Mobility can be limited due to age or impairments. Wearable robotics provide the chance to increase mobility and thus independence. A powered soft exosuit was designed that assist with both ankle plantarflexion and hip flexion through a multi-articular suit architecture. So far, the best method to reduce metabolic cost of human walking with external forces is unknown. Two basic control strategies are compared in this study: an ankle moment inspired controller (AMIC) and an ankle positive power inspired controller (APIC). Both controllers provided a similar amount of average positive exosuit power and reduced the net metabolic cost of walking by 15 %. These results suggest that average positive power could be more important than assistive moment during single stance for reducing metabolic cost. Further analysis must show if one of the approaches has advantages for wearers comfort, changes in walking kinetics and kinematics, balance related biomechanics, or electrical energy consumption.

Evaluation of Force Tracking Controller with Soft Exosuit for Hip Extension Assistance

This abstract describes the design and experimental evaluation of a force tracking controller for hip extension assistance utilizing a soft exosuit connected to a tethered off-board actuation system.
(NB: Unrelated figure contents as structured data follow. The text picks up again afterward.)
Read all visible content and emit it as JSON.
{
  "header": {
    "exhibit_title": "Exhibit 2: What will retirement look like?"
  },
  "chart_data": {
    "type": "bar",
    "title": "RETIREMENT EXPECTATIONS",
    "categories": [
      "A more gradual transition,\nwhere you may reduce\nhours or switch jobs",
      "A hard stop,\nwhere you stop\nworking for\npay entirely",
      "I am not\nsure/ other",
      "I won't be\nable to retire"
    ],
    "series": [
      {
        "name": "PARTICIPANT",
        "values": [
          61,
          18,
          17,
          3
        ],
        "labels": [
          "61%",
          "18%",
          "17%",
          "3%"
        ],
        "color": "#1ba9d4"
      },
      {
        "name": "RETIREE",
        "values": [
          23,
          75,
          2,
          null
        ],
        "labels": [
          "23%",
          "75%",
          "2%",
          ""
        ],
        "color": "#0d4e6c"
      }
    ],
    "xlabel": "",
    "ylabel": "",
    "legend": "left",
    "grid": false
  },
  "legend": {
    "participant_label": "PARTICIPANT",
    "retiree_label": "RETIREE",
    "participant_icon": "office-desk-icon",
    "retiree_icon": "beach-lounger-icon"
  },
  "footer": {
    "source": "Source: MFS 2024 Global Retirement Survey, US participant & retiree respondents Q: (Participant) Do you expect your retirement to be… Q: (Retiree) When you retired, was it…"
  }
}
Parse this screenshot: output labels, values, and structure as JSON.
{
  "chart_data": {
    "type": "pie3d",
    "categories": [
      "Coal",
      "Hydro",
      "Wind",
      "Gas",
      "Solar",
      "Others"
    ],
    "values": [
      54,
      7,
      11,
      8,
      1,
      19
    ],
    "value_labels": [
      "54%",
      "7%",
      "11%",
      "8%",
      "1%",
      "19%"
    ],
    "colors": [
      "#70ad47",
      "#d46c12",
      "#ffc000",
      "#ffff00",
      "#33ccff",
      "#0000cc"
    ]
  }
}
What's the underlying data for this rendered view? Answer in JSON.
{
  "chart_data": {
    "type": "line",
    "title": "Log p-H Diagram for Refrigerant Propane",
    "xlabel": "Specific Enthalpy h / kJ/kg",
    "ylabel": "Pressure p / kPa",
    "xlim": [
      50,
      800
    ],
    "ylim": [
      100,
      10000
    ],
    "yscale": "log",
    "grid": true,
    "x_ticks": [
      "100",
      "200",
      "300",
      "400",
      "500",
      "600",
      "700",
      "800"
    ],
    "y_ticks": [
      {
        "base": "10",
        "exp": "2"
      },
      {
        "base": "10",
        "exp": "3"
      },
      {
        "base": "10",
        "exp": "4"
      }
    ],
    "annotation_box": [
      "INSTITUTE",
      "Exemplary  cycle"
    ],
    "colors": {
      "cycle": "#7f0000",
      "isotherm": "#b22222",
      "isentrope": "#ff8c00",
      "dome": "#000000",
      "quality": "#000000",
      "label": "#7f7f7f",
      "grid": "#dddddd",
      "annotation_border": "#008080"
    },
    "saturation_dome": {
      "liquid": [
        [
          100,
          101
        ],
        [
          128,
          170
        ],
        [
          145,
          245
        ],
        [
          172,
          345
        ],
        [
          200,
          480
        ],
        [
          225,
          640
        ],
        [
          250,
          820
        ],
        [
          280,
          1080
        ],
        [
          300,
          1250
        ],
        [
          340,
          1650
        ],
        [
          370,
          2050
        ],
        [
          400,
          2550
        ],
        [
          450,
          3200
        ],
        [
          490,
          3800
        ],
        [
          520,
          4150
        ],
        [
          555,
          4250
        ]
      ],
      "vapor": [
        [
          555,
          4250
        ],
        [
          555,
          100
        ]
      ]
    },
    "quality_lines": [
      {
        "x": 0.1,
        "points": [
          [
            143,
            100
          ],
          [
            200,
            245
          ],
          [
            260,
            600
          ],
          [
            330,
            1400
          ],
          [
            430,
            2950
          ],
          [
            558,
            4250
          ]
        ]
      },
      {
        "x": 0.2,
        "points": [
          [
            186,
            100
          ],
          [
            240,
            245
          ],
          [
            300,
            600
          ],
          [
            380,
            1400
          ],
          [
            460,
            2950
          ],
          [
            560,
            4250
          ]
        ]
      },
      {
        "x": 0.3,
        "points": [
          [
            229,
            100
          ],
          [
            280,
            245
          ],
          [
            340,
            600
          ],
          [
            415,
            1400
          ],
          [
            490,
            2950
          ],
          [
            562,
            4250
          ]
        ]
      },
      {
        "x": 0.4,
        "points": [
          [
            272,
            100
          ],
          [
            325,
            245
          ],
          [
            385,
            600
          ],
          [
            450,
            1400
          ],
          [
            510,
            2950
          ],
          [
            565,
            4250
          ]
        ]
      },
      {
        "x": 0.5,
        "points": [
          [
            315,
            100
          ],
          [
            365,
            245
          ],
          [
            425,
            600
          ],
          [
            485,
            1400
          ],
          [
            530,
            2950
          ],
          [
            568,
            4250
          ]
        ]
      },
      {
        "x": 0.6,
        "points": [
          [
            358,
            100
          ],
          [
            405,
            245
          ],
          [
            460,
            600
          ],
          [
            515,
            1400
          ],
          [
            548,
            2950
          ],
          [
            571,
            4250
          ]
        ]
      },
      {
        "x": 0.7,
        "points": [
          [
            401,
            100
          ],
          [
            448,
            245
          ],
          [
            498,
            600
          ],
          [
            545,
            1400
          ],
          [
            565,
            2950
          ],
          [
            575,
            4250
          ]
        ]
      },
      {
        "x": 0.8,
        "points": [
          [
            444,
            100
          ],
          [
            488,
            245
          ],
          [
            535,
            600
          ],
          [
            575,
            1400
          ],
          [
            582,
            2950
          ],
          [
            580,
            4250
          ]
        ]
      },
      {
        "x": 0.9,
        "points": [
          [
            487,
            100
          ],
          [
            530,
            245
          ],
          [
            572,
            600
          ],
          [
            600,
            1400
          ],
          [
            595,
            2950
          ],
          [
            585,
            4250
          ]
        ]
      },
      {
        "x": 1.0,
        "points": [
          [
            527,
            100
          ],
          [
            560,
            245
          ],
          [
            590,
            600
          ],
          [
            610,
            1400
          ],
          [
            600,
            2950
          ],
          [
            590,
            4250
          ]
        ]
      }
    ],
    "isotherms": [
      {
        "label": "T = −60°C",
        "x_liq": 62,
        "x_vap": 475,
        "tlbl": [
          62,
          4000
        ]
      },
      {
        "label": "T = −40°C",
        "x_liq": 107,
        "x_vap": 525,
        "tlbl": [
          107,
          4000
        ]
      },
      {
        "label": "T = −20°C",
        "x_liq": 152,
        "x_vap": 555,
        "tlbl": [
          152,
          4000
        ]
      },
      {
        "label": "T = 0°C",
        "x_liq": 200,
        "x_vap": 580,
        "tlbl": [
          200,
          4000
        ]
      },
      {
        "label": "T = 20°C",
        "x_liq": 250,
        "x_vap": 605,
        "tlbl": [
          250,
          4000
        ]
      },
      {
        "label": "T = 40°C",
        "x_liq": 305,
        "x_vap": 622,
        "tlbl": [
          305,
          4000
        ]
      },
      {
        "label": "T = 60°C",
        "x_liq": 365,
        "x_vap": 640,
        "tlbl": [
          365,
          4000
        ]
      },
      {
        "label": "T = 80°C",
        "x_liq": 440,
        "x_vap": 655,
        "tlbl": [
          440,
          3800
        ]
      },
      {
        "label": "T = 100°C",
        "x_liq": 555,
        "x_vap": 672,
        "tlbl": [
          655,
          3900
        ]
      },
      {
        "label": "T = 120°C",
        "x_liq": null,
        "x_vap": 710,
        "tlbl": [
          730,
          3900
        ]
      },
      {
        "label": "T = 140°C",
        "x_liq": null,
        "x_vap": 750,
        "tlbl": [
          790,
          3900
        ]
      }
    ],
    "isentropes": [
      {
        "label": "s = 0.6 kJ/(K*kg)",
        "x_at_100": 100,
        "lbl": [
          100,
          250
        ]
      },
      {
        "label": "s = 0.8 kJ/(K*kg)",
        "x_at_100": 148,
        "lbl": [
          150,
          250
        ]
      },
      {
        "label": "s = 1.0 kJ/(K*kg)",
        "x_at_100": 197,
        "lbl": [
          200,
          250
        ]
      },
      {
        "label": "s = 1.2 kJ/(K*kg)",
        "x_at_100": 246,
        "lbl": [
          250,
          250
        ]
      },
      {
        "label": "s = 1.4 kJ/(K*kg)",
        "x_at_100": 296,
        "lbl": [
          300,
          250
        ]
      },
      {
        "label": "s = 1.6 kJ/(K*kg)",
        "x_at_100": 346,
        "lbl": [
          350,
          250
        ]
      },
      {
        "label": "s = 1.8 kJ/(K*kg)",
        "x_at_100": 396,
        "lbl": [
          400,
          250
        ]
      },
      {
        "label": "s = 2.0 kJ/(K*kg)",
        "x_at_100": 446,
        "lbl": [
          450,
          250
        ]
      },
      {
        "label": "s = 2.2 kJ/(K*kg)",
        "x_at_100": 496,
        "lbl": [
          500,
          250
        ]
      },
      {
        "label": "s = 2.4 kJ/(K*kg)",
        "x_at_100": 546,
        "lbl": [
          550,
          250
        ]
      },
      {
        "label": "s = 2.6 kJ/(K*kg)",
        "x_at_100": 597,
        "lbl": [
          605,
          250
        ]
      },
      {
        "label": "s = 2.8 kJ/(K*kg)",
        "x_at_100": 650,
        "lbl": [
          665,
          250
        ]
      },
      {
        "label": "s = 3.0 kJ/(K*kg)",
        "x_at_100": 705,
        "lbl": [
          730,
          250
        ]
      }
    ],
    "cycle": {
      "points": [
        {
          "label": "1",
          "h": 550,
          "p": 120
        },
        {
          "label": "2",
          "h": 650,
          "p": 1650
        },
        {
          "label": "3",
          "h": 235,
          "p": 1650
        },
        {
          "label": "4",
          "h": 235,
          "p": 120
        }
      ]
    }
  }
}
The new controller aims to improve the force profile tracking capability and demonstrate its advantages over our previously reported work. The controller was evaluated by one healthy participant walking on a treadmill at 1.35 m/s. Results showed that the system can deliver a predefined force profile robustly with a 200 N peak force. The measured peak force value using force controller was 198.7 ± 2.9 N, and the root-mean-squared (RMS) error was 3.4 N (1.7 % of desired peak force). These results indicate that the force control reduces peak force variability and improves force profile tracking capability.

Biomechanical Analysis and Inertial Sensing of Ankle Joint While Stepping on an Unanticipated Bump

Walking on uneven terrain with a wearable assistive robot requires the controller to adapt to rapid changes in human’s biomechanics. To do so, the changes due to terrain should be measured using wearable sensors. We investigated human ankle joint mechanics when stepping on different small, unanticipated bumps with either the forefoot or the rearfoot. It was shown that kinematics and kinetics change significantly depending on how humans step on a bump, and that changes in kinematics could be measured by IMUs. This result could be used to inform the design of adaptive controllers for wearable robots that provide optimal assistance to the ankle joint when walking on uneven terrain.